Lawyer cites joke as ground for judge’s disqualification
Superior Court Associate Judge David A. Wiseman’s joke on the whereabouts of a flash drive has been cited by lawyer Brien Sers Nicholas as ground for the judge to be disqualified from presiding over the probate of an estate that has been pending in court for over a decade now.
Wiseman, however, denied Nicholas’ motion to disqualify, saying he is thinking of imposing sanctions against the lawyer.
Wiseman said even if the lawyer’s allegations were true, his comments did not rise to a level of a “deep-seated and unequivocal antagonism that would render fair judgment impossible.”
The flash drive issue arose on the second day of the jury trial of former Commonwealth Utilities Corp. board chair Francisco Q. Guerrero in July 2013. On that day, Wiseman ordered the parties to submit proposed jury instructions in Word format on a flash drive for the court’s convenience and to conserve the resources of the parties. Each party submitted.
After that day, Nicholas, as counsel for Guerrero, asked to retrieve his flash drive. Nicholas alleged that Wiseman responded, “It was sent to the NSA [National Security Agency].”
Nicholas, who was also counsel for Enrique Seman, the previous administrator of the estate of Rita Rogolofoi, cited the comment as among the grounds that should disqualify Wiseman from presiding over the probate. He said Wiseman’s comment displays the judge’s bias and prejudice.
In his affidavit, Nicholas stated that Wiseman “attacked his honor and integrity by accusing him…of criminal acts in the highest order, so to speak…those deemed ‘terroristic’ in all respect.”
Nicholas implied that Wiseman, by and through his comments, was under the “impression that counsel was somehow a treat [sic] to the national security of the United States of America, much less her peoples (sic).”
In his order Thursday denying the motion, Wiseman said that based on his knowledge and recollection, as well as that of his court clerk and law clerk, he responded to Nicholas’ inquiry of the whereabouts of his flash drive with a jest made off the record: “I don’t know, maybe the NSA has it.”
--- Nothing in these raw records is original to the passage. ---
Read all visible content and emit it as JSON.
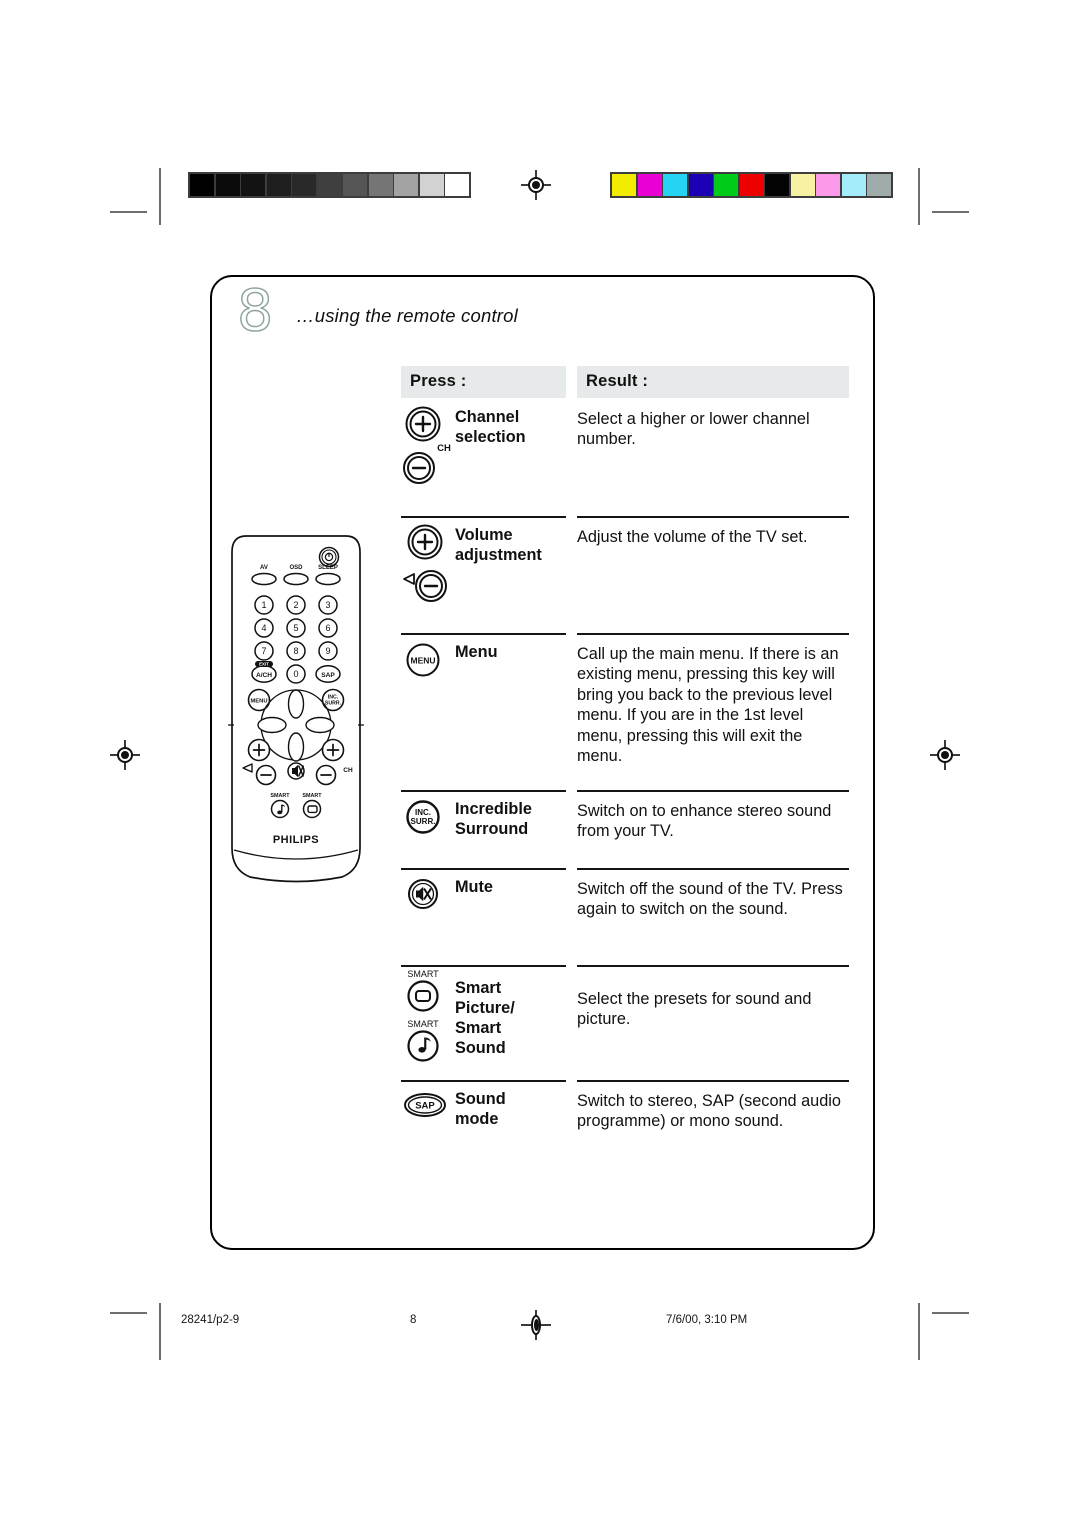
{
  "page": {
    "number_glyph": "8",
    "section_title": "…using the remote control"
  },
  "table": {
    "headers": {
      "press": "Press :",
      "result": "Result :"
    },
    "rows": [
      {
        "icon_names": [
          "channel-plus-button-icon",
          "channel-minus-button-icon"
        ],
        "icon_caption": "CH",
        "label": "Channel\nselection",
        "label_line1": "Channel",
        "label_line2": "selection",
        "result": "Select a higher or lower channel number."
      },
      {
        "icon_names": [
          "volume-plus-button-icon",
          "volume-minus-button-icon"
        ],
        "icon_caption": "",
        "label_line1": "Volume",
        "label_line2": "adjustment",
        "result": "Adjust the volume of the TV set."
      },
      {
        "icon_names": [
          "menu-button-icon"
        ],
        "icon_caption": "MENU",
        "label_line1": "Menu",
        "label_line2": "",
        "result": "Call up the main menu. If there is an existing menu, pressing this key will bring you back to the previous level menu. If you are in the 1st level menu, pressing this will exit the menu."
      },
      {
        "icon_names": [
          "incredible-surround-button-icon"
        ],
        "icon_caption": "INC. SURR.",
        "label_line1": "Incredible",
        "label_line2": "Surround",
        "result": "Switch on to enhance stereo sound from your TV."
      },
      {
        "icon_names": [
          "mute-button-icon"
        ],
        "icon_caption": "",
        "label_line1": "Mute",
        "label_line2": "",
        "result": "Switch off the sound of the TV. Press again to switch on the sound."
      },
      {
        "icon_names": [
          "smart-picture-button-icon",
          "smart-sound-button-icon"
        ],
        "icon_caption": "SMART",
        "label_line1": "Smart",
        "label_line2": "Picture/",
        "label_line3": "Smart",
        "label_line4": "Sound",
        "result": "Select the presets for sound and picture."
      },
      {
        "icon_names": [
          "sap-button-icon"
        ],
        "icon_caption": "SAP",
        "label_line1": "Sound",
        "label_line2": "mode",
        "result": "Switch to stereo, SAP (second audio programme) or mono sound."
      }
    ]
  },
  "remote": {
    "brand": "PHILIPS",
    "top_labels": [
      "AV",
      "OSD",
      "SLEEP"
    ],
    "power_icon": "power-icon",
    "numeric_keys": [
      "1",
      "2",
      "3",
      "4",
      "5",
      "6",
      "7",
      "8",
      "9"
    ],
    "zero_key": "0",
    "ach_key": "A/CH",
    "ach_badge": "EXIT",
    "sap_key": "SAP",
    "menu_key": "MENU",
    "inc_surr_key_line1": "INC.",
    "inc_surr_key_line2": "SURR.",
    "volume_caption": "",
    "channel_caption": "CH",
    "smart_sound_caption": "SMART",
    "smart_picture_caption": "SMART"
  },
  "calibration": {
    "grayscale_swatches": [
      "#010101",
      "#0a0a0a",
      "#131313",
      "#1e1e1e",
      "#292929",
      "#3f3f3f",
      "#555555",
      "#757575",
      "#a3a3a3",
      "#d2d2d2",
      "#ffffff"
    ],
    "color_swatches": [
      "#f2ed00",
      "#e800d5",
      "#25d4f2",
      "#1b00b5",
      "#00cb19",
      "#ef0000",
      "#040404",
      "#f7f2a3",
      "#fa9ae8",
      "#a5ecfa",
      "#a0acab"
    ]
  },
  "footer": {
    "job_code": "28241/p2-9",
    "page_number": "8",
    "timestamp": "7/6/00, 3:10 PM"
  }
}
Wiseman said in light of the surrounding circumstances at the time—the height of the NSA scandal which pervaded the media in response to the public discovering a massive government surveillance program that targeted the communications and devices of millions of Americans—his comment, while deemed unnecessary in retrospect, was “intended to be a satire on the state of affairs regarding government spying on the mainland and around the world.”
Wiseman stated that nothing said during the court’s proceedings that day or any other would lead the court to genuinely believe Nicholas was a threat to national security or that the NSA would have some legitimate reason to intercept the lawyer’s flash drive in the hopes of recovering evidence of terrorist activity.
“To suggest otherwise is inappropriate, unprofessional, and unacceptable to this court,” Wiseman said.
The judge stated that Nicholas’ allegations and “colossal leaps in logic” are equally offensive to the court, and impugns his integrity as a long-time member of the CNMI Bar and tenure as an associate judge.
Wiseman said even assuming such comments were, in fact, made to Nicholas off the record, a well-informed, thoughtful, and reasonable person would not find that he actually believed counsel to be a terrorist or a threat to national security.
Wiseman said a highly suspicious and cynical person may believe his comment indicated some bias or prejudice toward Nicholas but any reasonable person would recognize it as an attempted jape directed at making light of the infamous NSA scandal of dragnet government surveillance.
Accordingly, Wiseman said he finds that no reasonable person could find that the facts represented by counsel supported the contention that he harbored bias or prejudice toward Nicholas.
Wiseman said Nicholas’ accusations regarding the Guerrero case are unfounded and nothing less than benign.
Wiseman said he will continue to preside over the Rogolifoi estate probate until its ultimate and expeditious disposition.